Matthews, the founder of hedge fund Ram Partners LP, and Miami-based investor Marcelo Lima compiled separate lists of topics suggested by readers on their Web sites. Their questions cover the firm’s 20 percent stake in Moody’s parent company, an investment in Chinese rechargeable-battery maker BYD Co., and Berkshire’s reliance on Ajit Jain at its reinsurance operation.

‘Sign of Respect’

“He’s the world’s most accomplished investor,” Lima said. “I think it’s a sign of respect to scrutinize his record and ask new, tough questions and engage him on these things.”

Known as the “Oracle of Omaha,” Buffett has grown into a cult figure among investors who admire him as much for his homespun aphorisms as for his stock-picking savvy. He told the audience last year that a commitment from Berkshire was good even if Federal Reserve Chairman Ben S. Bernanke “runs off to South America with Paris Hilton.”
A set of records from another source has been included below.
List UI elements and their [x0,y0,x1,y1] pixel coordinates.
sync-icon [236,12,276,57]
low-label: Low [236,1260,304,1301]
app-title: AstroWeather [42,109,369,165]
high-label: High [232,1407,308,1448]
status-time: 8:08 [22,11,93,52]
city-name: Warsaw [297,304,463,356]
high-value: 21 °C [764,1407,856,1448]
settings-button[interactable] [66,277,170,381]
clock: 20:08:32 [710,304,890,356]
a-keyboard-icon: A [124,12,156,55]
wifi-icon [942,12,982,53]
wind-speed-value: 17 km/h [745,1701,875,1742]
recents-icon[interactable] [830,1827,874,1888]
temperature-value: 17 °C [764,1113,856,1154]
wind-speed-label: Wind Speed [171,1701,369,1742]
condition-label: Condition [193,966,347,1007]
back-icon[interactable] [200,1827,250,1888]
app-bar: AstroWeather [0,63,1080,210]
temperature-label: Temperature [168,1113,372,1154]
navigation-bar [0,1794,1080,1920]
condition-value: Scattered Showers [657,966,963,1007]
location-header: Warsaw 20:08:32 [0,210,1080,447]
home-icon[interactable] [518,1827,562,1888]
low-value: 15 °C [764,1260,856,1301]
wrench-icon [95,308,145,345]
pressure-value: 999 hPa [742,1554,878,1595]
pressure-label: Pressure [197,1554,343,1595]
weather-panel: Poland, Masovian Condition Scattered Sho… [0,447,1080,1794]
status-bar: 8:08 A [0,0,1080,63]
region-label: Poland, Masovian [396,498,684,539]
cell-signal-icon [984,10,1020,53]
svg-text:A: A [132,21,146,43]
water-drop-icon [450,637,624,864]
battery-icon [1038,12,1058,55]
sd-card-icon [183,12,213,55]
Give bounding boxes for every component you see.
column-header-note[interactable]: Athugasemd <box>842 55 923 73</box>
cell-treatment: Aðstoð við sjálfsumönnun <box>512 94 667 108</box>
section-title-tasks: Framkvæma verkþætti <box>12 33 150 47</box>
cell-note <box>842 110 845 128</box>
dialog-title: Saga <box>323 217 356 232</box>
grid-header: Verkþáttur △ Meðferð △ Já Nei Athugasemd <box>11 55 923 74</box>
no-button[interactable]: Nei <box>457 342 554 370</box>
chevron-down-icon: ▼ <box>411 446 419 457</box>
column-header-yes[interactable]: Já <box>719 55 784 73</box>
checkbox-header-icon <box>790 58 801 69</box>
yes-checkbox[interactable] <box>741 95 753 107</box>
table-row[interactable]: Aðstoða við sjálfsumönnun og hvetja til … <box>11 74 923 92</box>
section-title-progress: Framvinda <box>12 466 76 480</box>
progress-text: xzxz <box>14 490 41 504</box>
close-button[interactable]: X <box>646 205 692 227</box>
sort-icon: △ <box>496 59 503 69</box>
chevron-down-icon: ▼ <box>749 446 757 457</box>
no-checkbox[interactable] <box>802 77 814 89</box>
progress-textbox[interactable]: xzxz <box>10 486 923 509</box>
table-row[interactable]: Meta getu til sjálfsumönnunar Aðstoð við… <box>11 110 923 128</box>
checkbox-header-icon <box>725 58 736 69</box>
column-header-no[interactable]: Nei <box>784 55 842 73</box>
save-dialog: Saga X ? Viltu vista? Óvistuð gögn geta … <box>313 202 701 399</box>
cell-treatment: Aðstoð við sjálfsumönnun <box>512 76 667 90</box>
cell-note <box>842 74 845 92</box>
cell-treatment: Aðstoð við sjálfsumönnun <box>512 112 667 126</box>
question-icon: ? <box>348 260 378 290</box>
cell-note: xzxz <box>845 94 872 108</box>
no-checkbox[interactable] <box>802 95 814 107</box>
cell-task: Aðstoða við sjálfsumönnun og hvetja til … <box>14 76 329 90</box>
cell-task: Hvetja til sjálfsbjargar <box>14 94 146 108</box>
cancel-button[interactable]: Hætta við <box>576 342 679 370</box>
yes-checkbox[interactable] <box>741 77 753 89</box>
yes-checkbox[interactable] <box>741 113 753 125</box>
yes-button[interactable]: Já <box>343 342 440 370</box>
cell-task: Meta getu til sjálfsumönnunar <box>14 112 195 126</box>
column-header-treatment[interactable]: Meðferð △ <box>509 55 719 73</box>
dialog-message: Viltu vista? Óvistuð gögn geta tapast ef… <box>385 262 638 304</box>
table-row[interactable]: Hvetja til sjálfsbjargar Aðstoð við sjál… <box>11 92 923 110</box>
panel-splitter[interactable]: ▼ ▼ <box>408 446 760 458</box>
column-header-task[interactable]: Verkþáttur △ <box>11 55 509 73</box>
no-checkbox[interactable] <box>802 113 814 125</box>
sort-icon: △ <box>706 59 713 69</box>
Visitors from 43 countries will fill the arena and the overflow rooms at Omaha’s Qwest Center, and students from 45 universities have been invited to watch from a ballroom in the Omaha Hilton across the street.

Investors in years past queued up in front of the arena before midnight to be first to put a question to Buffett. Attendees still have a chance to ask unscreened questions, though under a second change in policy, they will be picked by lottery instead of the speed at which they can sprint to the microphone once the arena’s doors open.

Not So Fast

“At age 78, I’ve concluded that speed afoot is a ridiculously overrated talent,” Buffett wrote in the program for this year’s meeting.

The three reporters -- Carol Loomis from Fortune magazine, Andrew Ross Sorkin of the New York Times and CNBC’s Becky Quick -- took questions via e-mail and are under instruction from Buffett to ask only about Berkshire.

Tom Russo, a partner at Gardner Russo & Gardner who has attended every meeting since 1986, said he favored the changes, though he found reason to appreciate the repetition of investor questions and Buffett’s answers from meeting to meeting about holding stocks for years and buying companies with durable advantages over competitors.

“It’s kind of like doing your beatitudes,” said Russo, whose largest holding is Berkshire shares. “It’s amazing how constant his message has been over periods of time when entire sectors have come and gone. He didn’t bend or yield to the times. And that, I think, is a message of its own.”